Comparison of co-located independent ground-based middle atmospheric wind and temperature measurements with numerical weather prediction models

High-resolution, ground-based and independent observations including co-located wind radiometer, lidar stations, and infrasound instruments are used to evaluate the accuracy of general circulation models and data-constrained assimilation systems in the middle atmosphere at northern hemisphere midlatitudes. Systematic comparisons between observations, the European Centre for Medium-Range Weather Forecasts (ECMWF) operational analyses including the recent Integrated Forecast System cycles 38r1 and 38r2, the NASA’s Modern-Era Retrospective Analysis for Research and Applications (MERRA) reanalyses, and the free-running climate Max Planck Institute–Earth System Model–Low Resolution (MPI-ESM-LR) are carried out in both temporal and spectral dom ains. We find that ECMWF and MERRA are broadly consistent with lidar and wind radiometer measurements up to ~40 km. For both temperature and horizontal wind components, deviations increase with altitude as the assimilated observations become sparser.
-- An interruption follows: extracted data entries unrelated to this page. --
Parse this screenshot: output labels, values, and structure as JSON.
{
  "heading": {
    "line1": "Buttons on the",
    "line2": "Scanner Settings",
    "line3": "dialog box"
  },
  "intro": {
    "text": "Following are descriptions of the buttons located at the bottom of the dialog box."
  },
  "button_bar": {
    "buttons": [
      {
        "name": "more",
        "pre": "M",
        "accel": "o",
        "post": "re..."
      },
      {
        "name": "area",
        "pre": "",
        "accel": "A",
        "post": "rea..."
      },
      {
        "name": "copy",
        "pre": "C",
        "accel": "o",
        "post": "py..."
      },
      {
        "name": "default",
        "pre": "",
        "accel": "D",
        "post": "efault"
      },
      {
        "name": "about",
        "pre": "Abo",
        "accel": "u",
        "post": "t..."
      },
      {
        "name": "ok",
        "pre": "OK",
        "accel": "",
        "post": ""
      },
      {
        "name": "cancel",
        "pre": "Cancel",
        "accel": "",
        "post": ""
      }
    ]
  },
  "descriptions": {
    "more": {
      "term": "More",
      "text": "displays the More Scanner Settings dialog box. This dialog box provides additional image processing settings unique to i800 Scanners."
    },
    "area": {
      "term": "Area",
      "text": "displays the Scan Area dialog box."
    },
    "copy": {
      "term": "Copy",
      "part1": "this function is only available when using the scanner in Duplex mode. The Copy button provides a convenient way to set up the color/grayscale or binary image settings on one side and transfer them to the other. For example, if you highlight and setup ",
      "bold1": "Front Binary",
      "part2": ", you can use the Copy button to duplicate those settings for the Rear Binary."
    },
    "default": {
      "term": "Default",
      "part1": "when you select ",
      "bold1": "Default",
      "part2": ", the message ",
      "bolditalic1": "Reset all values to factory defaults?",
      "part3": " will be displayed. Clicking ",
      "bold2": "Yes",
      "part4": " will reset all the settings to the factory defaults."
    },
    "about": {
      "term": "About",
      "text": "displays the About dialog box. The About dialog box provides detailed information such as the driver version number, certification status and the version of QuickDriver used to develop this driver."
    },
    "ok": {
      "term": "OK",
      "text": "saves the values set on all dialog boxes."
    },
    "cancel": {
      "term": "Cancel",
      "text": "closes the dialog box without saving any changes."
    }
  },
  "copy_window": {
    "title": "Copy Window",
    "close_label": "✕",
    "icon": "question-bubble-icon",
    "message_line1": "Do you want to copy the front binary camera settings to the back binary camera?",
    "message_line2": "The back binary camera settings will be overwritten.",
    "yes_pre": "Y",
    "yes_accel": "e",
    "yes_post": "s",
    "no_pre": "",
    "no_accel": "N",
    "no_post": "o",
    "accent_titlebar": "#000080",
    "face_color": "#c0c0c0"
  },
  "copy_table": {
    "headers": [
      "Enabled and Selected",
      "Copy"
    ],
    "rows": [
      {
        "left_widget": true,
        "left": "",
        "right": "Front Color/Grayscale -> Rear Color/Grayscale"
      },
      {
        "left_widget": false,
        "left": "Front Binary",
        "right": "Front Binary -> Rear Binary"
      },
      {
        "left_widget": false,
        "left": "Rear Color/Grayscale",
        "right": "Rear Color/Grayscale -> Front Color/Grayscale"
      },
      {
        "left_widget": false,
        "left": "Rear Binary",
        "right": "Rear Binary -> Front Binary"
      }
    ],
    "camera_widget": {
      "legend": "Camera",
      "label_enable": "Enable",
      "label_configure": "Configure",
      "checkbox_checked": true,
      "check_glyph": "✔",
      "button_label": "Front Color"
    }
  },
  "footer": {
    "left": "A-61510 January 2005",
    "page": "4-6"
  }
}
Between 40 and 60 km altitude, the standard deviation of the mean difference exceeds 5 K for the temperature and 20 m/s for the zonal wind. The largest deviations are observed in winter when the variability from large-scale planetary waves dominates. Between lidar data and MPI-ESM-LR, there is an overall agreement in spectral amplitude down to 15–20 days. At shorter time scales, the variability is lacking in the model by ~10 dB. Infrasound observations indicate a general good agreement with ECWMF wind and temperature products. As such, this study demonstrates the potential of the infrastructure of the Atmospheric Dynamics Research Infrastructure in Europe project that integrates various measurements and provides a quantitative understanding of stratosphere-troposphere dynamical coupling for numerical weather prediction applications.